O 20° aniversário em 1994 despertou o interesse na revolução portuguesa, mostrando que um selo indelével foi deixado na consciência do povo daquele país. Um reavivar dos objetivos da revolução portuguesa é inevitável no próximo período.
Etiópia
Na Etiópia, por outro lado, 1975 viu uma enorme virada à esquerda pelo Derg, o governo militar instalado no poder depois da derrubada de Haile Selassie. Foram compelidos pela pressão da situação a nacionalizar a terra e estabelecimentos comerciais antes pertencentes ao Imperador e trazer ao controle estatal os bancos e companhias de seguros. Acima de tudo, foi anunciada a tomada de 72 companhias estrangeiras e locais e a maioria das ações em outras 29. A Etiópia representava um importante desenvolvimento para o mundo colonial e semicolonial. Foi o último exemplo no pós-1945 que levou ao estabelecimento do que o Militant caracterizou como ‘regimes proletários bonapartistas’, i.e. economias planejadas por regimes totalitários de um só partido.
Tendências similares ficaram evidentes logo em outras partes do mundo colonial semi-colonial. O mais notável exemplo a este respeito foi a vitória da revolução chinesa em 1944-49. Rompendo com o capitalismo, nacionalizando a terra e começando a estabelecer uma economia planificada, o regime de Mao Tsé-Tung, contudo, não tinha nada em comum com a democracia operária de Lênin e Trotsky em 1917. Mao começou onde Stalin parou, um regime totalitário de um só partido. Embora se assentando numa economia planificada, desde o inicio a revolução chinesa estabeleceu um estado operário ‘deformado’. Mesmo durante o boom econômico do pós-guerra o mundo colonial e semicolonial enfrentava a catástrofe social e econômica. Uma combinação de fatores (cujo espaço não nos permite examiná-lo totalmente aqui) foi o que empurrou Castro, originalmente um liberal democrata, a romper com o imperialismo americano. A revolução armada contra Batista, os erros de Eisenhower assim como os de Kennedy, em tomar represálias contra Castro, por causa de sua limitada ação contra o capital estrangeiro e a pressão das massas armadas, tudo empurrou Castro em tomar a maioria da indústria. Face ao embargo dos EUA, a burocracia russa passou a providenciar enorme apoio financeiro. Eles forneceram óleo ao regime cubano, no valor de $2 milhões por dia. Portanto sob o nariz do imperialismo americano um ‘regime proletário bonapartista’ foi criado.

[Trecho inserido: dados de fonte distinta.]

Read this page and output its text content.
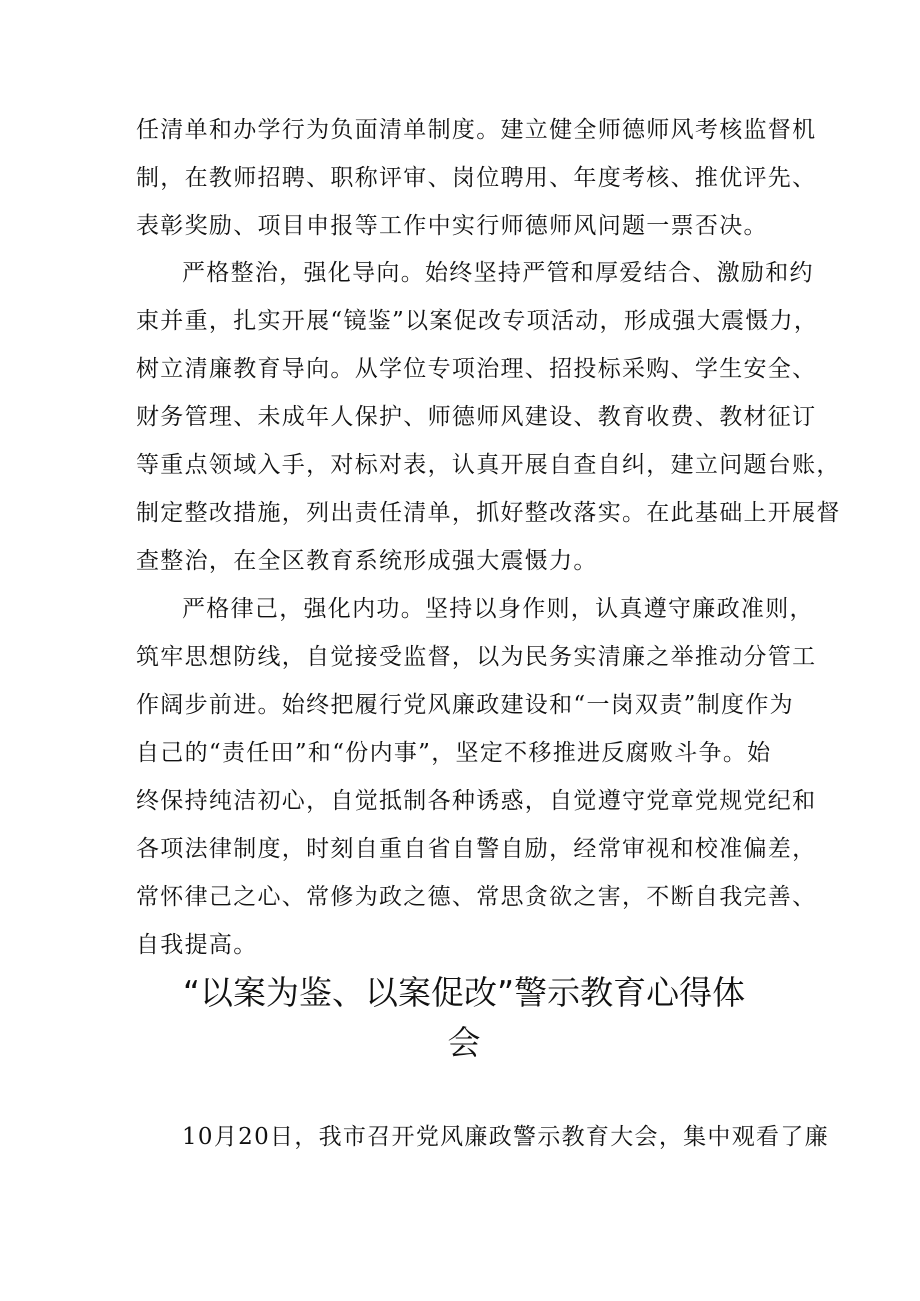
任清单和办学行为负面清单制度。建立健全师德师风考核监督机
制，在教师招聘、职称评审、岗位聘用、年度考核、推优评先、
表彰奖励、项目申报等工作中实行师德师风问题一票否决。
严格整治，强化导向。始终坚持严管和厚爱结合、激励和约
束并重，扎实开展“镜鉴”以案促改专项活动，形成强大震慑力，
树立清廉教育导向。从学位专项治理、招投标采购、学生安全、
财务管理、未成年人保护、师德师风建设、教育收费、教材征订
等重点领域入手，对标对表，认真开展自查自纠，建立问题台账，
制定整改措施，列出责任清单，抓好整改落实。在此基础上开展督
查整治，在全区教育系统形成强大震慑力。
严格律己，强化内功。坚持以身作则，认真遵守廉政准则，
筑牢思想防线，自觉接受监督，以为民务实清廉之举推动分管工
作阔步前进。始终把履行党风廉政建设和“一岗双责”制度作为
自己的“责任田”和“份内事”，坚定不移推进反腐败斗争。始
终保持纯洁初心，自觉抵制各种诱惑，自觉遵守党章党规党纪和
各项法律制度，时刻自重自省自警自励，经常审视和校准偏差，
常怀律己之心、常修为政之德、常思贪欲之害，不断自我完善、
自我提高。
“以案为鉴、以案促改”警示教育心得体
会
10月20日，我市召开党风廉政警示教育大会，集中观看了廉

O Militant pontuou que algo similar estava ocorrendo na Etiópia. Terríveis fomes, um evento constante na Etiópia, a indiferença e a incompetência do antigo governo corrupto lançaram as bases para grandes mudanças. Demonstrações de massas e greves dos trabalhadores da Etiópia abalaram o país em suas fundações. A casta de baixos oficiais, vindos de meios sociais e econômicos de classe média, foi afetada por estes eventos. Vendo os progressos dos estados totalitários da Rússia e China, que também garantiam privilégios a uma elite, eles os usaram como modelo para a Etiópia. Tragicamente, esta previsão do Militant foi confirmada.
Táticas para a luta
Em 1975 o aparente sucesso do regime etíope, o alegado triunfo de métodos guerrilheiros em qualquer lugar, a deflagração de assassinatos, seqüestros e terrorismo internacional obrigaram o Militant a devotar atenção à oposição das idéias do terrorismo.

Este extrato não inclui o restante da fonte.